Я под столом наступил Магди на ногу.
— Я хочу посмотреть на наших боксеров! — неожиданно заявила Магди. — Я всегда восторгалась Шмелингом. Он так чудесно сыграл в «Любви на ринге». Он и Снегова были просто бесподобны. Кстати, Еско, я смотрела этот фильм, когда твой папа увез тебя в Россию. Мне тогда повезло, и я взяла автограф у «красавчика Макса».
Дядя Людвиг удивленно глянул на дочь.
— Никогда не знал, что ты увлекаешься боксом, — признался он. — Я мог бы привезти кучу его автографов. После того, как Шмелинга тяжело ранили во время высадки десантников на Крите, я помог ему встать на ноги. Он ни в чем не откажет моей дочери.
12 октября.
Шмелинг не отказал. Более того, он согласился подбросить нас на квартиру Волошевского — пусть Магди
— Этот русский — крепкий парень. Он утверждает, что у себя в России был чемпионом Ленинграда и призером чемпионата страны. Кстати, Шеель, если желаете потренироваться, приходите ко мне. Бокс сродни искусству. Глядя как боксирует тот или иной спортсмен, я могу сказать, что он из себя представляет.
Я отказался, потому что всегда предпочитал боксу межпланетные полеты. Не хватало, чтобы какой-нибудь эсесовец — а их у Шмелинга в спортзале было предостаточно, — вышиб мне мозги.
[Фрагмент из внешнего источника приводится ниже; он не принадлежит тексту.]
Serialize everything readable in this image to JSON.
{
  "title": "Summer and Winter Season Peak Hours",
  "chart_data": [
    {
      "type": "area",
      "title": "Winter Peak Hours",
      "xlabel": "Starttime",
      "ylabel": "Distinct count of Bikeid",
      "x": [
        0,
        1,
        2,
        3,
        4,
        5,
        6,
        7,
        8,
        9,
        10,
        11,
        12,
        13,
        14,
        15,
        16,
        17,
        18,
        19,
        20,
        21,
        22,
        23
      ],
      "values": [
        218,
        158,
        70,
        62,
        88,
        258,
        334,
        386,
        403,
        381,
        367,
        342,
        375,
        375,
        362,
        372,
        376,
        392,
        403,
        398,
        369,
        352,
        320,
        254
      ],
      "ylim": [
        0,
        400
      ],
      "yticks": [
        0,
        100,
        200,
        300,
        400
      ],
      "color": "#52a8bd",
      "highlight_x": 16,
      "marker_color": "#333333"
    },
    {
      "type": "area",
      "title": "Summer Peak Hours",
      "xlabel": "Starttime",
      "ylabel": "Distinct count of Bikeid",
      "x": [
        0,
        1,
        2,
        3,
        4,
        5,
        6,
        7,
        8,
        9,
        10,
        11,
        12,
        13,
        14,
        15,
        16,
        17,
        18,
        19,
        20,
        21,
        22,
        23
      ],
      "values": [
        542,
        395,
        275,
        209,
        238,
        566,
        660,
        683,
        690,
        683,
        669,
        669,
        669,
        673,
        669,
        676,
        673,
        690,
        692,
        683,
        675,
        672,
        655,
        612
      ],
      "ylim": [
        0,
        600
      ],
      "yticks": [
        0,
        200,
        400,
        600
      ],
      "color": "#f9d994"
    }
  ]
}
То-то обрадуется Дорнбергер.
Макс подвез нас на Бремерштрассе, где располагалась прежняя квартира Бойкого и откуда он сбежал несколько недель назад. Мы поднялись на лестничную площадку. Боксер нажал на кнопку звонка.
Тишина.
Нажал еще раз.
Верьте не верьте, но я не без опаски ждал — вот сейчас распахнется дверь, оттуда вывалится оперативная группа и начнет крутить нам руки. Шмелинг, конечно, успеет врезать кому-нибудь по физиономии, а вот мне ни в коем случае нельзя ввязываться в драку. Не дай Бог, ссадина или кровоподтек. Что тогда будет с Первым? Придется нанести ему такое же увечье, как и мне. Впрочем, я не терял надежду, что Шмелинг и Магди помогут мне выкарабкаться из этой непростой ситуации.
За дверью было тихо.
— По-видимому, русского нет дома, — заявил Шмелинг.
В этот момент дверь квартиры напротив отворилась, оттуда выбежала фрау в домашнем халате и с фото в руках. Она бросилась к Шмелингу, протянула снимок.
— Господин Шмелинг, я так рада! Не могли бы вы подписать вашу фотографию.
Макс молча подписал снимок.
— Майн Гот! — восхитилась фрау. — Теперь у меня есть автограф гордости нации.
— Скажите, фрау…
— Фрау Доббель, будьте любезны.
— Скажите, фрау Доббель, где ваш сосед?
— Ах, этот русский. Он был такой скрытный. К сожалению, он исчез две недели назад. Я уже сообщила куда следует.
— Жаль, — расстроился Шмелинг. — Он был мне нужен. До свидания, фрау Доббель.
Женщина проводила нас до лестницы. Мы начали спускаться. Я обернулся — женщина доброжелательно осклабилась и помахала рукой. Я рискнул вернуться.
— Не подскажете, фрау Доббель, по какой причине герр Волошевски съехал с квартиры и где его теперь можно найти?
— Понятия не имею. Я же говорила, он такой скрытный. Недавно у него в квартире поселились два странных господина. Я напомнила герру Волошевски, что их необходимо зарегистрировать, но он не послушал. Пришлось самой пойти в полицейский участок.
— Вы поступили как настоящая патриотка, фрау Доббель.
— Рада слышать, герр офицер.
Уже на улице, распрощавшись со Шмелингом, я представил, как фрау Доббель часа в два ночи — раньше Волошевский вряд ли рискнул провести на конспиративную квартиру посланных ему на подмогу боевиков, — прильнула к глазку и пытается разглядеть незнакомцев. Интересно, дождалась ли она рассвета или сразу помчалась в гестапо?